15. The detergent of claim 1, wherein 100 grams of said detergent cleans glasses such that said glasses have a grade value less than about 2.50 for film after performing a standard wash test with 200 grams of an alkaline liquid automatic dishwashing detergent being used as a control set to a reference grade value of 1.90, wherein said alkaline liquid automatic dishwashing detergent contains phosphates and chlorine.

16. The detergent of claim 1, wherein 100 grams of said detergent cleans flatware such that said flatware has a grade value less than about 2.50 for film after performing a standard wash test with 200 grams of an alkaline liquid automatic dishwashing detergent being used as a control set to a reference grade value of 1.90, wherein said alkaline liquid automatic dishwashing detergent contains phosphates and chlorine.

17. The detergent of claim 1, wherein 100 grams of said detergent cleans white plates such that said white plates have a grade value less than about 2.50 for film after performing a standard wash test with 200 grams of an alkaline liquid automatic dishwashing detergent being used as a control set to a reference grade value of 1.60, wherein said alkaline liquid automatic dishwashing detergent contains phosphates and chlorine.

18. The detergent of claim 1, wherein 100 grams of said detergent cleans gold plates such that said gold plates have a grade value less than about 2.50 for film after performing a standard wash test with 200 grams of an alkaline liquid automatic dishwashing detergent being used as a control set to a reference grade value of 1.80, wherein said alkaline liquid automatic dishwashing detergent contains phosphates and chlorine.

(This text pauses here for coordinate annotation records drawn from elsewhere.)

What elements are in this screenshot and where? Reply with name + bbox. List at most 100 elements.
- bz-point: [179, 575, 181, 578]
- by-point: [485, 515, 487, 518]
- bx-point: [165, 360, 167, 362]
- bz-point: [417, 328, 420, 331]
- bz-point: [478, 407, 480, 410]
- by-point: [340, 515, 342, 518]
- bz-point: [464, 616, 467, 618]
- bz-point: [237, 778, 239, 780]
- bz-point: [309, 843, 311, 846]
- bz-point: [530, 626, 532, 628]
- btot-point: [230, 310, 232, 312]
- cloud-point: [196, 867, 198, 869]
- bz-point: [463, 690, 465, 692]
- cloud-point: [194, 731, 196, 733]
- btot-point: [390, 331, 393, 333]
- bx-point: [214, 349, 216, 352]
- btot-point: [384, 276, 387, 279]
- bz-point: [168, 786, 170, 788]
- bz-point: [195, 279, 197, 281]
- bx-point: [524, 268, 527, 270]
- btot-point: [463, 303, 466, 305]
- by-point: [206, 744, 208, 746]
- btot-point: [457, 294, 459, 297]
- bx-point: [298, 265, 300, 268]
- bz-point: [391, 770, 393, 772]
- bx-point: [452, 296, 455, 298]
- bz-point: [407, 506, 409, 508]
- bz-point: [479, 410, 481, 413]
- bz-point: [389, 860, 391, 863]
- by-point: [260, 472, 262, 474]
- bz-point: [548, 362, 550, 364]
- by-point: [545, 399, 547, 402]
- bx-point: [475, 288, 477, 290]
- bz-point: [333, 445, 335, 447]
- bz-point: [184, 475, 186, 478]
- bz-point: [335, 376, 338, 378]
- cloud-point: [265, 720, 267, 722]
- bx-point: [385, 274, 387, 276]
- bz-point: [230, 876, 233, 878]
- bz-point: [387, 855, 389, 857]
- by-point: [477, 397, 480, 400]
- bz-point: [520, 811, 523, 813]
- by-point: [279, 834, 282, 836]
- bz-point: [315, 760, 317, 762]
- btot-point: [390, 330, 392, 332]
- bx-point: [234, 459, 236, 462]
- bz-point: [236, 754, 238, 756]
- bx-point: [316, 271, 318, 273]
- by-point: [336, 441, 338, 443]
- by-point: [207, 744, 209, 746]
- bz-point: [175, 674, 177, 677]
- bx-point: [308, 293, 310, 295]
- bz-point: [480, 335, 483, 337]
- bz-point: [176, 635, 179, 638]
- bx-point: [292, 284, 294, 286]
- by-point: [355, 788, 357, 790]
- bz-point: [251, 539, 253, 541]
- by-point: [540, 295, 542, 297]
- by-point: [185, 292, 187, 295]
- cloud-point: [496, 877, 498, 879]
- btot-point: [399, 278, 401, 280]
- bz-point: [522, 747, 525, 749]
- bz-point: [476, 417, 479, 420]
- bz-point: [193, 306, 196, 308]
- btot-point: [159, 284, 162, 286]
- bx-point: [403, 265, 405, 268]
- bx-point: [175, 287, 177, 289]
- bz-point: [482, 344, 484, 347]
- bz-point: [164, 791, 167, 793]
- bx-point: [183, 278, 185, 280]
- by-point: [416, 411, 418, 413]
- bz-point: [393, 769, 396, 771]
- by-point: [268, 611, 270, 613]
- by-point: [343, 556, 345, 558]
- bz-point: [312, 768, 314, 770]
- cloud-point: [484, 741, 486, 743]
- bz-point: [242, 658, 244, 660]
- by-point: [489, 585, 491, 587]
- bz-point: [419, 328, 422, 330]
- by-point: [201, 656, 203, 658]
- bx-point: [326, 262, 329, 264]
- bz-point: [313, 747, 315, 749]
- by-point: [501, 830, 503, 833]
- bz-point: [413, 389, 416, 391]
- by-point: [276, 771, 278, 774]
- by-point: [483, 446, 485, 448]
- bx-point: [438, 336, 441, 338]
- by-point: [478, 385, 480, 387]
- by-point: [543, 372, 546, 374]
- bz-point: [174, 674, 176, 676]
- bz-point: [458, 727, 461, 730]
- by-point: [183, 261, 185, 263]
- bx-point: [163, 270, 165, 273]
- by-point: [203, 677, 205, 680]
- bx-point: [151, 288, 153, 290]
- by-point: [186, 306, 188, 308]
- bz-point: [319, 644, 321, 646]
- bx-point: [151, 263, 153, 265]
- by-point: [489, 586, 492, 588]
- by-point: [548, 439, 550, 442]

19. The detergent of claim 1, wherein said pH value is from about 5.0 to about 6.5.

20. The detergent of claim 1, wherein said pH value is from about 5.0 to about 6.0.

21. The detergent of claim 1, wherein said detergent comprises at least one pH adjusting agent such that said detergent has said pH value.

22. The detergent of claim 1, wherein said detergent comprises at least one calcium ion source.

23. The detergent of claim 22, wherein said calcium ion source comprises from about 0.01 percent to about 5.0 percent of said detergent by weight.